8ª. Mostra do Filme Livre
Centro Cultural Banco do Brasil, Rio de Janeiro

Depois de meses de curadoria a MFL 2009 já tem seus protagonistas. São centenas de filmes que comporão a programação do evento, que acontecerá no CCBB-RJ e em outros pontos da cidade, de 7 a 26 de abril.
Dos 705 filmes inscritos, entre curtas, médias e longas-metragens, 229 foram selecionados para as sessões competitivas e informativas. Outros 100 filmes participarão como convidados de sessões especiais como " Sexuada", " Pílulas", " Mundo Livre", "Infantil" e " Curta o Curta", entre outras. Confira a programação completa aqui.

Em 2009 a MFL homenageará o artista multimídia Sérgio Ricardo, com a exibição de todos os seus filmes, entre eles os raros " A noite do espantalho" e " Juliana do amor perdido", além do longa " Deus e o diabo na terra do sol", de Glauber Rocha, cuja clássica trilha sonora é de Sérgio Ricardo.

A produtora de Santa Catarina, Canibal Filmes, do videasta Petter Baiestorf, que já teve vários de seus filmes exibidos nas edições anteriores da MFL também ganhará uma retrospectiva com alguns de seus filmes mais representativos.

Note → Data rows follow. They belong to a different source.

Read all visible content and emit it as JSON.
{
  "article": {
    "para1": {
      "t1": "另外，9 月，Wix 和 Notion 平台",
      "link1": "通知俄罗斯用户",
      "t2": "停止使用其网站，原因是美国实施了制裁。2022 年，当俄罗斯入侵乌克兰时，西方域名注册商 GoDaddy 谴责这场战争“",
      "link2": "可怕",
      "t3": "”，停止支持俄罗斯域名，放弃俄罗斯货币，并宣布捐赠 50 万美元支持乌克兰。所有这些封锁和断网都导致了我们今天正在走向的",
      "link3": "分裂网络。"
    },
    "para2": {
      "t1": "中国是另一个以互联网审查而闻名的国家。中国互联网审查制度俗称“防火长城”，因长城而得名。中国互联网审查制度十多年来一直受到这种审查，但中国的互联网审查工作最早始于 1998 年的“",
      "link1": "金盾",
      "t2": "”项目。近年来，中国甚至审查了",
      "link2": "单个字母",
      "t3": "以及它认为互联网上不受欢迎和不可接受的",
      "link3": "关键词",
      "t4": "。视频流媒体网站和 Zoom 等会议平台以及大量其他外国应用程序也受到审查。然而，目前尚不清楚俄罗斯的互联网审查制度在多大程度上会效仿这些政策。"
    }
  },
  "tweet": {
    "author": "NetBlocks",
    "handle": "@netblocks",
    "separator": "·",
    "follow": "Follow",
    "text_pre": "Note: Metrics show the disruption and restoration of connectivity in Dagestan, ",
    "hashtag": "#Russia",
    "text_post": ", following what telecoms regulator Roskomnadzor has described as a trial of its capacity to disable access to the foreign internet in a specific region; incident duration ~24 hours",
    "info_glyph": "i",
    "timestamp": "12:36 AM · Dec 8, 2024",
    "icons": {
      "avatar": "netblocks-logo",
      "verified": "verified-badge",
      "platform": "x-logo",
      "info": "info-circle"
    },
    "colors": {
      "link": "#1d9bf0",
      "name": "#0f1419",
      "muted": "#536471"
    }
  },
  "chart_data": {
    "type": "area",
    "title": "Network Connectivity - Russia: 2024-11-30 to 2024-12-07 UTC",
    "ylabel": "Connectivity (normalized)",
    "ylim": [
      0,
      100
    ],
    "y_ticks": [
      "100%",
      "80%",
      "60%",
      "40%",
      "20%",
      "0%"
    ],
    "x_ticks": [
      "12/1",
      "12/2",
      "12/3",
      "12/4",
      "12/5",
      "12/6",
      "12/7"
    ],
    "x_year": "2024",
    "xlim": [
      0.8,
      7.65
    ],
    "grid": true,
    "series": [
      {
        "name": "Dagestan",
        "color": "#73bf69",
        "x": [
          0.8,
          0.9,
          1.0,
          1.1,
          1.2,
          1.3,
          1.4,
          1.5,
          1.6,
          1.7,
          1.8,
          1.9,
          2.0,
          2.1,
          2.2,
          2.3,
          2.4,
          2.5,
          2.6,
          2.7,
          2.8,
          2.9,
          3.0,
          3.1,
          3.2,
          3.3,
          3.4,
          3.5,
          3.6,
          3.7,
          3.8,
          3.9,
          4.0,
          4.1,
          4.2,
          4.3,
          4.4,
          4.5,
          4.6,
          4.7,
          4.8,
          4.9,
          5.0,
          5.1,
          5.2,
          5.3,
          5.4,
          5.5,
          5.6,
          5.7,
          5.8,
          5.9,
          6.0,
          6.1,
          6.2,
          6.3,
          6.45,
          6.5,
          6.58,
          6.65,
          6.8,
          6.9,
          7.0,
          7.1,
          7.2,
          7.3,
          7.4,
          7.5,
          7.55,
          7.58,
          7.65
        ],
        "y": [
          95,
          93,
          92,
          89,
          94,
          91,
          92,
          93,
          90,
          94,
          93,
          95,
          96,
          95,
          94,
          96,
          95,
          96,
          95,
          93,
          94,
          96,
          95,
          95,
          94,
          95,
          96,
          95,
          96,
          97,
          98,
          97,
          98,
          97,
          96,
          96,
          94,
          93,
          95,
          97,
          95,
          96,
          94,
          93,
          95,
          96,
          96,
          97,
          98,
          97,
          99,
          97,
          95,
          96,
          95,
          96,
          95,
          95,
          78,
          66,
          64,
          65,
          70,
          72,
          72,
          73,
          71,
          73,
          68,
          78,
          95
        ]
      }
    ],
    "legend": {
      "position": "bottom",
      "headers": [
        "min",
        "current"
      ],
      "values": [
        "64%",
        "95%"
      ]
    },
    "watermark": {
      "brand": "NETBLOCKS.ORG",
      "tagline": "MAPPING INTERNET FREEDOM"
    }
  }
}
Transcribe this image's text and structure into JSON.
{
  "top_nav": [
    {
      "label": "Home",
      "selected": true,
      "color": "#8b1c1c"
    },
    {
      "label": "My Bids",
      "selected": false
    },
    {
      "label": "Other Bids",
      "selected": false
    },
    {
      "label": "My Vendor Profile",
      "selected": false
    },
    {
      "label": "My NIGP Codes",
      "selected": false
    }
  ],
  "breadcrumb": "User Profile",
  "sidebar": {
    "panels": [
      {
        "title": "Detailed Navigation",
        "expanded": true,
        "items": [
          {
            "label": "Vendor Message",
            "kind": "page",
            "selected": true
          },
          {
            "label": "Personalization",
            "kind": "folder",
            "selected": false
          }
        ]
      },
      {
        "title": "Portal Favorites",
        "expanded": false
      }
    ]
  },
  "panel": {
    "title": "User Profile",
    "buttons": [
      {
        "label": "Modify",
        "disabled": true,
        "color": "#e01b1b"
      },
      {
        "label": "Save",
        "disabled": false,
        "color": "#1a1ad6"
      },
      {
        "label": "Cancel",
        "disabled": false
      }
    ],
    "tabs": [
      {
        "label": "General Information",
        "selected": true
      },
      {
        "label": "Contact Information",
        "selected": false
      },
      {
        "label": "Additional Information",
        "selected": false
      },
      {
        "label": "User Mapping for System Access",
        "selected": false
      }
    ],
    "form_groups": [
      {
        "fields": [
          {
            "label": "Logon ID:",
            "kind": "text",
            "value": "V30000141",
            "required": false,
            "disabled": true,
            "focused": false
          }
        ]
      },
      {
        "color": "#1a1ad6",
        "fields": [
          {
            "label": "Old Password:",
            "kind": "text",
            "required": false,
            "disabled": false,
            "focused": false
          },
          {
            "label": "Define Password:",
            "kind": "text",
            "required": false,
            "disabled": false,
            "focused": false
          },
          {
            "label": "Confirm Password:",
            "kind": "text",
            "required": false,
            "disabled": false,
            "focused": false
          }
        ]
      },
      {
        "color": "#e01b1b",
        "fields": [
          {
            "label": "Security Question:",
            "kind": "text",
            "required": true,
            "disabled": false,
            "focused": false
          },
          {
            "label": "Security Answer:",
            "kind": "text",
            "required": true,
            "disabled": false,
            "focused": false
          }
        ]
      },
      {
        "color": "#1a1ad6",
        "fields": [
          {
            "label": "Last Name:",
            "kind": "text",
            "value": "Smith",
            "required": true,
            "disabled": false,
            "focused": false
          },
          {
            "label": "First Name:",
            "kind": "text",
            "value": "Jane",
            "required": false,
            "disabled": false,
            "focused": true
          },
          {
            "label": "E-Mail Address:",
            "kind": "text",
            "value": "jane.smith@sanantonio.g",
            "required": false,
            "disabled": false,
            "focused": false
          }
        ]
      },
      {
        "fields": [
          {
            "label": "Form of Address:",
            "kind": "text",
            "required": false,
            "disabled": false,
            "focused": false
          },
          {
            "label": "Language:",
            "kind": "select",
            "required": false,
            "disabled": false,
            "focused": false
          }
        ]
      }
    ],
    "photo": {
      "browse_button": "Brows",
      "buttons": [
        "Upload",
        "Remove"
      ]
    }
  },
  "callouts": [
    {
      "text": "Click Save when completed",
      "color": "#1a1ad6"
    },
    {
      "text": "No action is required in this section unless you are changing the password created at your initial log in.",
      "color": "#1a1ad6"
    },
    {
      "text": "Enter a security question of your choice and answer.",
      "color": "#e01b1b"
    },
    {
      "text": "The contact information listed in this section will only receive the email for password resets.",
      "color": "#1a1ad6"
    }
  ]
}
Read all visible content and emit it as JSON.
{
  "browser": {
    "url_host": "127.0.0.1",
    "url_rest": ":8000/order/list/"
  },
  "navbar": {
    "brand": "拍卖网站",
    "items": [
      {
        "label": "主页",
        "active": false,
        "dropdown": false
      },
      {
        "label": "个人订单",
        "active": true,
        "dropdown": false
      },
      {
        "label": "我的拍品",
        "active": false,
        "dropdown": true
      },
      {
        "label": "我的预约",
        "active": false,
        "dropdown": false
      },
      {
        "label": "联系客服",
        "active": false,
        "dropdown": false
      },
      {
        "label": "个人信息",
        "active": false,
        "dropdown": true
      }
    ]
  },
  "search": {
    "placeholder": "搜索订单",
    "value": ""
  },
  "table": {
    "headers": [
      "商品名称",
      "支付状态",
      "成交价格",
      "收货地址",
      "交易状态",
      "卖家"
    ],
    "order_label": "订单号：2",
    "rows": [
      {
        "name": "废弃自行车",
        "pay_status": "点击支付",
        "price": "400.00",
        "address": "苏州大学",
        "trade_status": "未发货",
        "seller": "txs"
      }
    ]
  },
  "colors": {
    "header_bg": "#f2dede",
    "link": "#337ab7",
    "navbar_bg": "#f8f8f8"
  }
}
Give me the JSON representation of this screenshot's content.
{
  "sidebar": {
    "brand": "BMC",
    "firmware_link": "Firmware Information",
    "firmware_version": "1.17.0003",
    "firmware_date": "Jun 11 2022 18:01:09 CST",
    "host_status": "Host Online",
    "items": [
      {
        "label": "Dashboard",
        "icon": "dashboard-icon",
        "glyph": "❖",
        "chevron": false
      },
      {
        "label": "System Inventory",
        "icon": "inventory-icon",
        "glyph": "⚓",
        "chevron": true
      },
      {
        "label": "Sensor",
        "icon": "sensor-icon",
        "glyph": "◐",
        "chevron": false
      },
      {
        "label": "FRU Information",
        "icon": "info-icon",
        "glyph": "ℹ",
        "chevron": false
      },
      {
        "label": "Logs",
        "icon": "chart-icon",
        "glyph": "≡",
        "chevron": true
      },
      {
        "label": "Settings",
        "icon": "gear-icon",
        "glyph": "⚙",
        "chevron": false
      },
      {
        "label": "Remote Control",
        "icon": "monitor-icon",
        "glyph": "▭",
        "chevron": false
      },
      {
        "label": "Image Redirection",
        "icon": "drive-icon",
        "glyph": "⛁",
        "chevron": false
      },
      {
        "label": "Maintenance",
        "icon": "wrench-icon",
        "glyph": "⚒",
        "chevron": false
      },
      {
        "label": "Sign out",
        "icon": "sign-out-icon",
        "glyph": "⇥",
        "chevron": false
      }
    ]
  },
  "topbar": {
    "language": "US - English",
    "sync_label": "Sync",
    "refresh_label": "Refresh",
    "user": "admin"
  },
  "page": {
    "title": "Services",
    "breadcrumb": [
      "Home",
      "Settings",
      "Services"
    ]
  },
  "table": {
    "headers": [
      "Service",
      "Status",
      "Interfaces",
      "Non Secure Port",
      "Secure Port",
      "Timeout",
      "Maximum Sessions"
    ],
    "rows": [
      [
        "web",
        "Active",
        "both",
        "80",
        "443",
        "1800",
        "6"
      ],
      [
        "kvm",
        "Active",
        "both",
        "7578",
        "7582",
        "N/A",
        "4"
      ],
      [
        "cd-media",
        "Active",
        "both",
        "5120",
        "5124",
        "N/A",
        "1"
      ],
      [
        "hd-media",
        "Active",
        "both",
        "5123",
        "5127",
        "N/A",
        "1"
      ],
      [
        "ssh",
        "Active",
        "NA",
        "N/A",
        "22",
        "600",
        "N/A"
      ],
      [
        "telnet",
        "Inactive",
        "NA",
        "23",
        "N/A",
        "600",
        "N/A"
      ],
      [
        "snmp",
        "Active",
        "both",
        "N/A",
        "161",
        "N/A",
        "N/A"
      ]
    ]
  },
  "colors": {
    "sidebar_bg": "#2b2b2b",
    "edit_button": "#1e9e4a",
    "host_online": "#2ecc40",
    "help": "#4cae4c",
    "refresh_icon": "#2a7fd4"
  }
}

Petter vem à MFL participar de debates e fará parte do júri do evento.

Outro destaque desta edição é a retrospectiva "Novos Mineiros", que vai exibir e debater com os autores as obras de novos artistas audiovisuais das Minas Gerais, são eles: Gabriel Sanna, Igor Amin, Joacélio Batista e Vinícius Cabral.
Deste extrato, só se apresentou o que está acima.